STEP 2: The guy on the LEFT shows the first part, I guess we'll call him 2a. Mr. 2a has some drybrushing and detail colors put on. The tentacle-fingers, guts and edges of all the body openings are hit with GW Elf Flesh. The exposed bones on these guys I go after with Reaper Aged Bone, then a highlight of Polished Bone. I also added the first bit of shading- GW Baal Red around the guts, so you can see what it looks like without the addition of more Druchii Violet. You can stipple the red and it looks pretty good on its own. Again, the violet deepens it. I put the red over the guts and open skin areas, stipple it around the pustule/zits and along the edges of the open skin near the exposed bones. I deepen the reds with the violet, using it to shade. The exposed bone also gets a brown "bone wash" which is a mix of black,brown and chestnut inks... the formula for which is long lost, but it results in a nice decayed,weathered,flat brown undercolor. Something you might see on any roadside carcase. 2b is the end result of all this piddling around. But wait...there's more detailing....

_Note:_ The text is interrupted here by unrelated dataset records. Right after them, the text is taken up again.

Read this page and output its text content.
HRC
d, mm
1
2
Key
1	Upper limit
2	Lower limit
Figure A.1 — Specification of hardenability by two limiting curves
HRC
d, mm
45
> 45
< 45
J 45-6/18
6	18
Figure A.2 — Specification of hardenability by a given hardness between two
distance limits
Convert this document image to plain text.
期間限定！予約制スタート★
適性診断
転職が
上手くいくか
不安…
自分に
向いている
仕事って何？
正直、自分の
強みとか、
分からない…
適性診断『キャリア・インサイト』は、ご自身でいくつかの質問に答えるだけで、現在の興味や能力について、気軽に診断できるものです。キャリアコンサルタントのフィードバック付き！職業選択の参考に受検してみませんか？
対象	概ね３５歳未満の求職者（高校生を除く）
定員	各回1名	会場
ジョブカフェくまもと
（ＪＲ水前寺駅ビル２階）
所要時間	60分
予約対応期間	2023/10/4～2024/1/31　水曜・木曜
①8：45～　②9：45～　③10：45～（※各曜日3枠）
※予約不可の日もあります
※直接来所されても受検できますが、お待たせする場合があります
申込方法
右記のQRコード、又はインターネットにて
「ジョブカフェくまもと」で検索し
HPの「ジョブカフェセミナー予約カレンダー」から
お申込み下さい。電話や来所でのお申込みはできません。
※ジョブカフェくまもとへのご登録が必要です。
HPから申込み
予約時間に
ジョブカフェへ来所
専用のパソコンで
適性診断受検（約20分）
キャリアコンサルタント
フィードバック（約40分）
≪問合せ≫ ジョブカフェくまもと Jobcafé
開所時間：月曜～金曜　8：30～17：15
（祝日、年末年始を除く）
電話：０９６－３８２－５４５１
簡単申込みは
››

STEP 3: 2b is on the left now. I have drybrushes of all sizes and I take small ones with GW Elf Flesh again to hit the skin edges, gently just to bring them out a bit. A small brush with the Reaper Polished Bone to catch the toes and exposed bone edged, even make thin line or two. Then a very light drybrush on the exposed skull. All those shadows that were deepened with Violet are hit again with GW Althonian Camoshade. The zit/pustule heads and the upper edges of the tentacle fingers are touched with Reaper Golden Flesh Highlight. GW Gloss Varnish on the open body cavities and stippled around some of the grosser areas for ewwwy goooeyness. I put in the sand color for the dry grassland bases, which will contrast nicely with the models. Its always nice if your model doesn't totally blend into your base, especially if you spent some time painting it.

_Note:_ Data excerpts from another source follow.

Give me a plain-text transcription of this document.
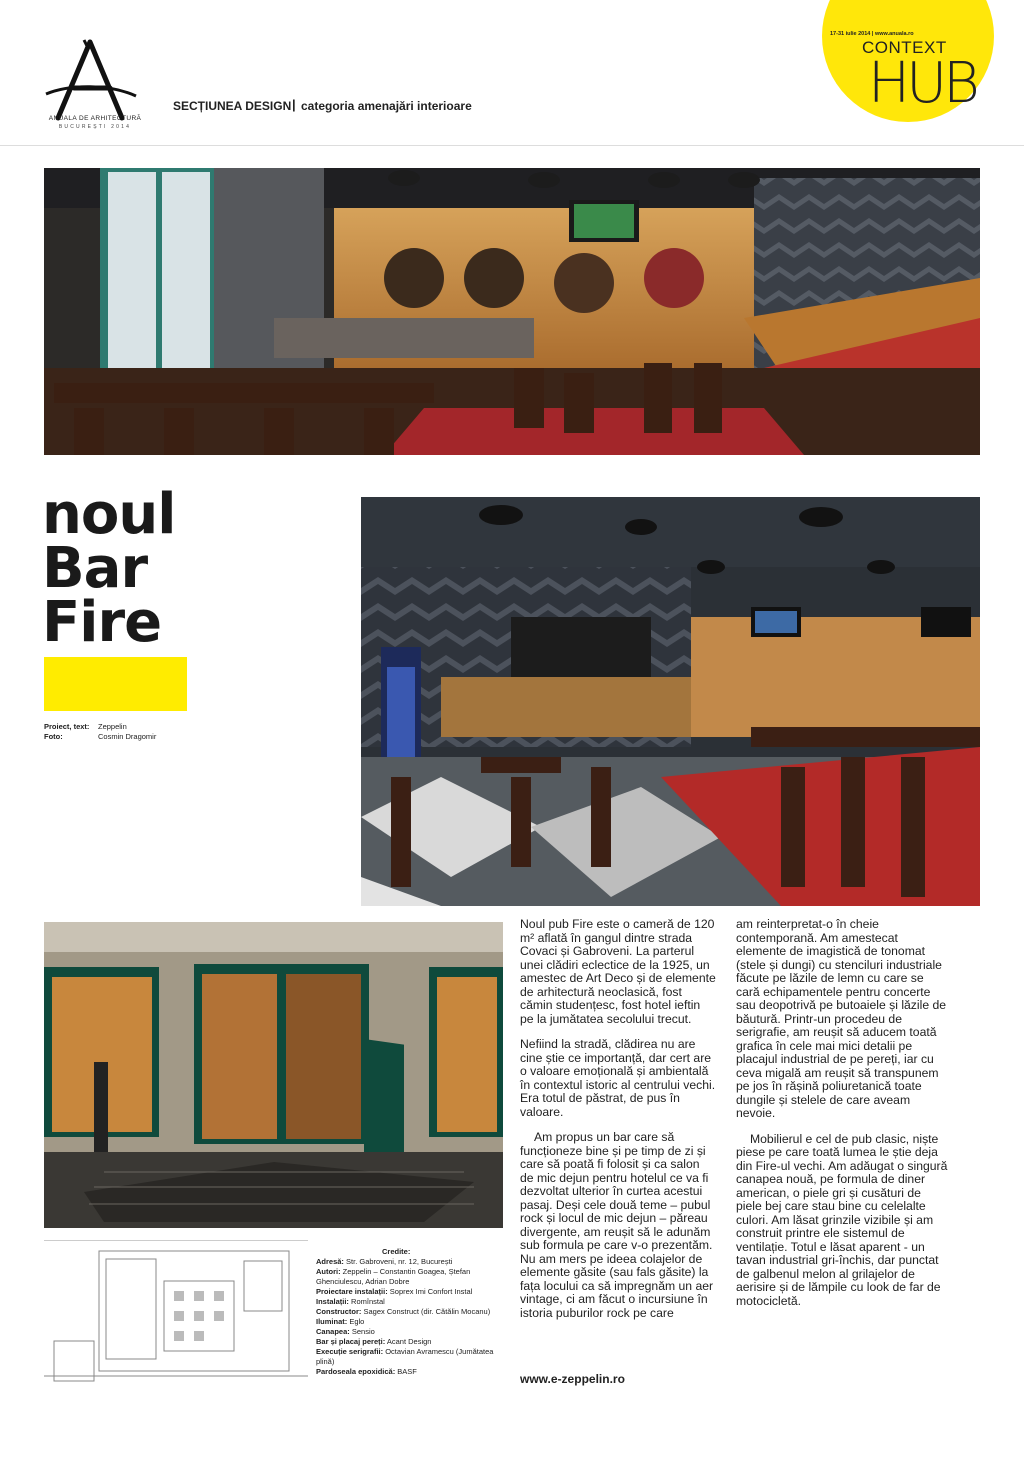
ANUALA DE ARHITECTURĂ
BUCUREȘTI 2014
SECȚIUNEA DESIGN | categoria amenajări interioare
17-31 iulie 2014 | www.anuala.ro
CONTEXT
HUB
noul
Bar
Fire
Proiect, text: Zeppelin
Foto:	Cosmin Dragomir
Credite:
Adresă: Str. Gabroveni, nr. 12, București
Autori: Zeppelin – Constantin Goagea, Ștefan Ghenciulescu, Adrian Dobre
Proiectare instalații: Soprex Imi Confort Instal
Instalații: Romînstal
Constructor: Sagex Construct (dir. Cătălin Mocanu)
Iluminat: Eglo
Canapea: Sensio
Bar și placaj pereți: Acant Design
Execuție serigrafii: Octavian Avramescu (Jumătatea plină)
Pardoseala epoxidică: BASF

Noul pub Fire este o cameră de 120 m² aflată în gangul dintre strada Covaci și Gabroveni. La parterul unei clădiri eclectice de la 1925, un amestec de Art Deco și de elemente de arhitectură neoclasică, fost cămin studențesc, fost hotel ieftin pe la jumătatea secolului trecut.

Nefiind la stradă, clădirea nu are cine știe ce importanță, dar cert are o valoare emoțională și ambientală în contextul istoric al centrului vechi. Era totul de păstrat, de pus în valoare.

Am propus un bar care să funcționeze bine și pe timp de zi și care să poată fi folosit și ca salon de mic dejun pentru hotelul ce va fi dezvoltat ulterior în curtea acestui pasaj. Deși cele două teme – pubul rock și locul de mic dejun – păreau divergente, am reușit să le adunăm sub formula pe care v-o prezentăm. Nu am mers pe ideea colajelor de elemente găsite (sau fals găsite) la fața locului ca să impregnăm un aer vintage, ci am făcut o incursiune în istoria puburilor rock pe care

am reinterpretat-o în cheie contemporană. Am amestecat elemente de imagistică de tonomat (stele și dungi) cu stenciluri industriale făcute pe lăzile de lemn cu care se cară echipamentele pentru concerte sau deopotrivă pe butoaiele și lăzile de băutură. Printr-un procedeu de serigrafie, am reușit să aducem toată grafica în cele mai mici detalii pe placajul industrial de pe pereți, iar cu ceva migală am reușit să transpunem pe jos în rășină poliuretanică toate dungile și stelele de care aveam nevoie.

Mobilierul e cel de pub clasic, niște piese pe care toată lumea le știe deja din Fire-ul vechi. Am adăugat o singură canapea nouă, pe formula de diner american, o piele gri și cusături de piele bej care stau bine cu celelalte culori. Am lăsat grinzile vizibile și am construit printre ele sistemul de ventilație. Totul e lăsat aparent - un tavan industrial gri-închis, dar punctat de galbenul melon al grilajelor de aerisire și de lămpile cu look de far de motocicletă.

www.e-zeppelin.ro
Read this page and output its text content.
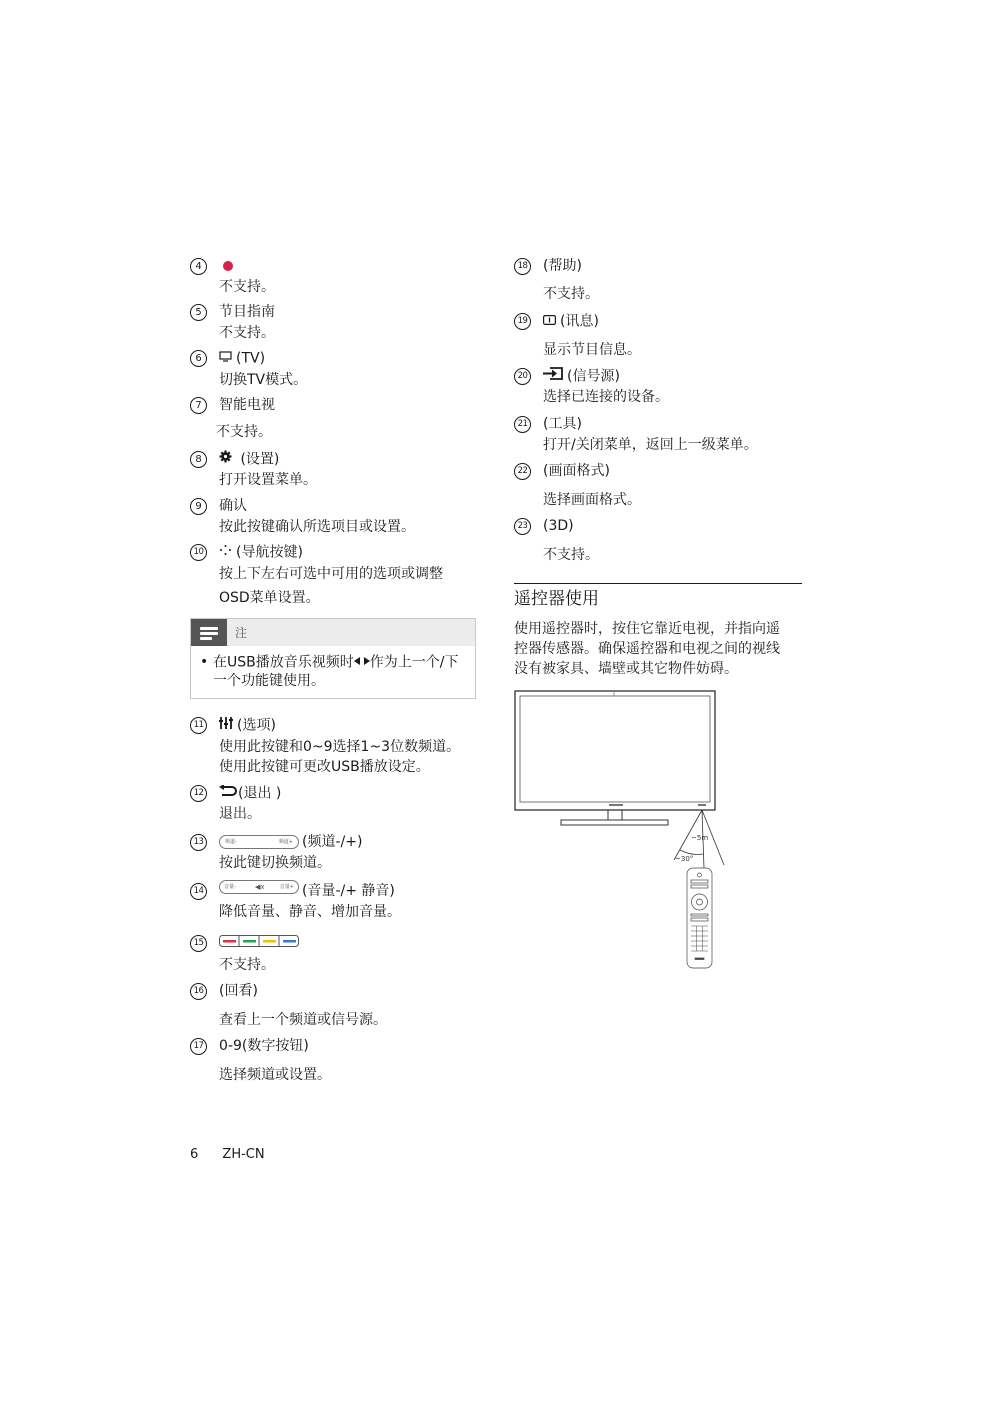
4
不支持。
5	节目指南
不支持。
6	(TV)
切换TV模式。
7	智能电视
不支持。
8	(设置)
打开设置菜单。
9	确认
按此按键确认所选项目或设置。
10	(导航按键)
按上下左右可选中可用的选项或调整
OSD菜单设置。
注
• 在USB播放音乐视频时 作为上一个/下
一个功能键使用。
11	(选项)
使用此按键和0~9选择1~3位数频道。
使用此按键可更改USB播放设定。
12	(退出 )
退出。
13	频道-	频道+ (频道-/+)
按此键切换频道。
14	音量-	◀x	音量+ (音量-/+ 静音)
降低音量、静音、增加音量。
15
不支持。
16 (回看)
查看上一个频道或信号源。
17 0-9(数字按钮)
选择频道或设置。
18 (帮助)
不支持。
19	(讯息)
显示节目信息。
20	(信号源)
选择已连接的设备。
21 (工具)
打开/关闭菜单，返回上一级菜单。
22 (画面格式)
选择画面格式。
23 (3D)
不支持。
遥控器使用
使用遥控器时，按住它靠近电视，并指向遥
控器传感器。确保遥控器和电视之间的视线
没有被家具、墙壁或其它物件妨碍。
~5m
~30°
6 ZH-CN
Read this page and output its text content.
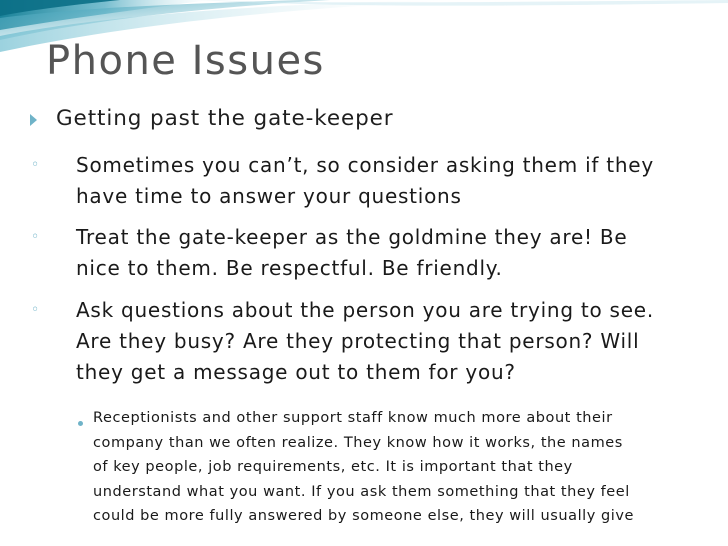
Phone Issues
Getting past the gate-keeper
◦ Sometimes you can’t, so consider asking them if they
have time to answer your questions
◦ Treat the gate-keeper as the goldmine they are! Be
nice to them. Be respectful. Be friendly.
◦ Ask questions about the person you are trying to see.
Are they busy? Are they protecting that person? Will
they get a message out to them for you?
Receptionists and other support staff know much more about their
company than we often realize. They know how it works, the names
of key people, job requirements, etc. It is important that they
understand what you want. If you ask them something that they feel
could be more fully answered by someone else, they will usually give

STEP 4. The Warp Glowy Eye Thing. I use P3 Ioson Green, Necrtite Green and Cygnus Yellow. A little Ioson Green/Necrotite 50/50 mix for a base in the eye cavity. Then the Necrotite drybrushed around the areas I want to "glow". I mix that with a little Yellow, drybrush the areas I want brighter. Then mix with a little more straight Yellow and repeat. Note a little refection on the elbow. Finally, a touch up with straight yellow. A dot on the eye, some stippling on the eye brows and edges of the teeth. You'll never guess what's next.... OK, it was easy. GW Althonian Camoshade. A light wash or stipple along the edges to make it more subtle and bring out the definition. I paint my base edges black. Eventually, there will be some static grass and or dried leaves, maybe even some corruption where the feet touch, but for now that's done. Overall (including stopping to take pictures and take the dog out) it was a bit over 2 hours work to complete 2.
That's all for now. Hopefully, this unit will be done this week and I can move on to building something, which I'm itching to do.